Il ressort en effet du message du 14 août 2018 de G______ que celui-ci n'a pas saisi la portée de la facture du 7 août 2018 de K______, puisqu'il demande qu'elle soit modifiée de manière à être présentée comme celle du 7 mai 2018, soit une facture destinée au paiement de la commission de 6.5%. Dans sa réponse du 15 août 2018, C______ montre qu'il a compris que sa facture du 7 août 2018 avait provoqué la surprise et qu'il devait la justifier. La réponse de G______ indique qu'il ne pouvait rien confirmer et devait en référer à H______. En effet, si l'intéressé évoque qu'"à première vue il semblerait logique de garder le même montant (157'500 fr.)" il souligne néanmoins qu'il "ne peu[t] rien confirmer pour le moment, ( )".

De même, les termes utilisés dans le courriel du 24 septembre 2018 – "la construction actuelle de 6.5% et d'un fixe pour le renouvellement n'est pas gérable" – peuvent laisser penser, par l'emploi de l'adjectif "actuelle", qu'il s'agirait d'une construction contractuelle en vigueur. Or, ces termes peuvent aussi être compris comme l'état actuel des propositions transactionnelles.

Remis dans le contexte de l'échange de courriels entre le 7 août et le 11 octobre 2018, les deux messages des 15 août et 24 septembre 2018 ne peuvent pas avoir le sens que leur prête l'appelante. La surprise et la contestation provoquées par l'envoi de la facture du 7 août 2018 ainsi que les pourparlers en vue de trouver une solution prouvent qu'il n'existait aucun accord préalable à la facture du 7 août 2018.
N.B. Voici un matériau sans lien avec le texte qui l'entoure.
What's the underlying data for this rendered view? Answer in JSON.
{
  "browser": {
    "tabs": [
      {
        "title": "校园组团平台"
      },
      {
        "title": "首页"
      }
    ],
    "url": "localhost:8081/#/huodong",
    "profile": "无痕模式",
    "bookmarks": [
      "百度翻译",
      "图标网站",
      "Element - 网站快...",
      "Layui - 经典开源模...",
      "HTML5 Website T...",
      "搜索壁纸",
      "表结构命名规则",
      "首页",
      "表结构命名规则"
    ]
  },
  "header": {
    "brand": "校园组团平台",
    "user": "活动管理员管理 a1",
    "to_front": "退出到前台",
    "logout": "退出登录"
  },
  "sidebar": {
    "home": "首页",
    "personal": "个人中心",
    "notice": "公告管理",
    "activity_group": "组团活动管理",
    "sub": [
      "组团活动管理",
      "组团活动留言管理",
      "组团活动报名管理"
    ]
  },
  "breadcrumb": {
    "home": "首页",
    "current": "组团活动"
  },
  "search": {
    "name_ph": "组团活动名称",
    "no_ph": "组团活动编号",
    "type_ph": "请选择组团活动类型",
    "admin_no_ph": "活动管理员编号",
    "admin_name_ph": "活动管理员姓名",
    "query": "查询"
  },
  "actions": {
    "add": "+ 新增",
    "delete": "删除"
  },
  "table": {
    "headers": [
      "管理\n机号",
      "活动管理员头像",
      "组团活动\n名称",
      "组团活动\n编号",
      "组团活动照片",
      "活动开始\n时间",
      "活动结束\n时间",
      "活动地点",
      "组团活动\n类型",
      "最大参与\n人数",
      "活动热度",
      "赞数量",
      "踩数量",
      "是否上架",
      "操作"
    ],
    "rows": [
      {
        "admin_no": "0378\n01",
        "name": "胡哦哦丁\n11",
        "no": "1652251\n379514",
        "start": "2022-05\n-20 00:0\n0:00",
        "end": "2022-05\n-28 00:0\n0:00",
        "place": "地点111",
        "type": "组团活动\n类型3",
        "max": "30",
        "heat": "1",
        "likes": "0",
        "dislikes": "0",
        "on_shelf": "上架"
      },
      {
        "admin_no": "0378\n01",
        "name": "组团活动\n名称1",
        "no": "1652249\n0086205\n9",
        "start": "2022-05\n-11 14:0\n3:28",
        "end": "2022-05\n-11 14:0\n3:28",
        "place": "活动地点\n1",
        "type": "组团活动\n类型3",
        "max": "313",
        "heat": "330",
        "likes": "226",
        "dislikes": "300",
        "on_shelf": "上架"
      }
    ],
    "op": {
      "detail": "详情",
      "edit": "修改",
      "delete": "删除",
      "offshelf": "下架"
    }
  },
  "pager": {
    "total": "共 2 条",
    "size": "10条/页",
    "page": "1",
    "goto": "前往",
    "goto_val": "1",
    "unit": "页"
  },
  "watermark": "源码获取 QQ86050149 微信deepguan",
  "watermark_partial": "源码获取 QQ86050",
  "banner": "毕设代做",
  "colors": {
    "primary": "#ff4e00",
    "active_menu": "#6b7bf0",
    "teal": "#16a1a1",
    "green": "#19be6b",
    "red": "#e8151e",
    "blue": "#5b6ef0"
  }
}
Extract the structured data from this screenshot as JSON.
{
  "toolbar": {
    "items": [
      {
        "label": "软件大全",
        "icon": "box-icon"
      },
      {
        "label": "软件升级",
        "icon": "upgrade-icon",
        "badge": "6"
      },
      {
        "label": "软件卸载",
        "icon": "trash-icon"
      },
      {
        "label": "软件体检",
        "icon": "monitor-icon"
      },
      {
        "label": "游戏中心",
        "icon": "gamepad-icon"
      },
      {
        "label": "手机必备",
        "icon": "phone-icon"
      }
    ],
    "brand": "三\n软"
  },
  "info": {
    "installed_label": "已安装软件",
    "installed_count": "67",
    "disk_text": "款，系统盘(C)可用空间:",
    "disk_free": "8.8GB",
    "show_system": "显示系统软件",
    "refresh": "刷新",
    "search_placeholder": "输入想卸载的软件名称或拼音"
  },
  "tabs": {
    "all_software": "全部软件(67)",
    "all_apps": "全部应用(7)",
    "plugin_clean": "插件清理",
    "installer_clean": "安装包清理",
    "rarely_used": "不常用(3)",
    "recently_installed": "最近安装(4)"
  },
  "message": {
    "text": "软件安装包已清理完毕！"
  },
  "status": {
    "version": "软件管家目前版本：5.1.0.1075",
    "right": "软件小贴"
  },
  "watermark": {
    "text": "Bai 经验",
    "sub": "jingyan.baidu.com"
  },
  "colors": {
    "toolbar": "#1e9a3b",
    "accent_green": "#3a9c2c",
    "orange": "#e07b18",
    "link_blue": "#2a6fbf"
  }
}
Si les pourparlers de septembre 2018 ont échoué, c'est d'ailleurs parce que les prétentions de l'appelante étaient exorbitantes à l'économie du contrat du 25 novembre 2011 – à savoir que la rentabilité du SGHA n'aurait plus été suffisante si la rémunération due à A______ SA avait dépassé le taux convenu de 6.5% du chiffre d'affaires réalisé avec J______ – et n'étaient pas acceptables pour l'appelante, ce qu'elle a indubitablement exprimé dans les courriels des 24 septembre et 11 octobre 2018. On ne voit pas en quoi elles auraient été plus acceptables le 5 octobre 2017 et auraient alors permis un accord.

Il découle de ce qui précède que l'interprétation faite par le Tribunal de l'échange de courriels des mois d'août et septembre 2018 et la conclusion qu'il en a tirée, à savoir qu'ils ne peuvent constituer des preuves suffisantes d'un accord fondant les prétentions de l'appelante, doivent être confirmées.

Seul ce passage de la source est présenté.